As can be seen in Figure 7.14, the difference between ideal and manual calculations is not as big as the 20% over-estimation rate assumed in Table 7.1, due to the carry-over and compensation mechanisms that have been assumed for over-dimensioned items (see Section 7.3.3), which basically imply that the unnecessary carriers that are added during one year can be flexibly used (through cost-free HW relocation) during subsequent years, thereby decreasing the effective amount of purchases that need to be carried out. Also due to the application of these carry-over mechanisms, during the second year, the need for additional carriers with the manual methodology is lower than with Self-Planning, which is translated into a negative contribution of the CAPEX-related differential cash flow component of that year (this is illustrated in Figure 7.15). Note that this effect is present every year. However, in the second year the combination of a big need for investment during the first year (due to the original network underdimensioning) followed by a modest traffic increase in the second year has lead to such extreme values that the value of the differential cash flow related to CAPEX becomes negative. In other words, the manual process over-invested heavily during the first year and then made use of that investment in the second year. As stated before, this means that the application of Self-Planning techniques delays the need for investment, which has a positive impact on the NPV, even though some individual cash flow components are negative (see Figure 7.3).

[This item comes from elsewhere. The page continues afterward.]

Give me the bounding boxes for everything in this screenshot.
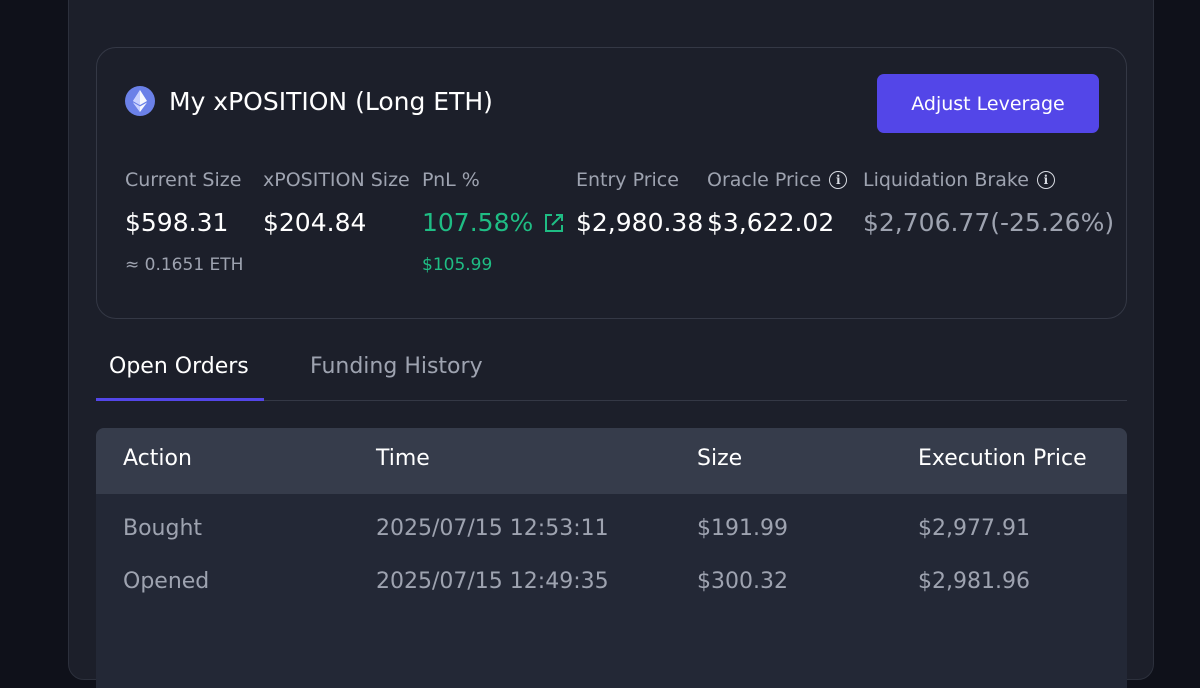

Once the amount of HW to be purchased has been calculated, it is possible to compute the corresponding cash flow components by simply multiplying the amount of required carriers per year with the assumed monetary cost per carrier.
Going forward, a very similar illustration can be done for the addition of E1 links, which are considered as annual recurrent OPEX in this exercise. Since they are very similar processes, details are not provided here for the sake of brevity. Applying the described methodology, the cash flow projection presented in Figure 7.15 can be built and, assuming a discount rate of 20%, the resulting NPV (described in Equation 7.1) is €15.92 million.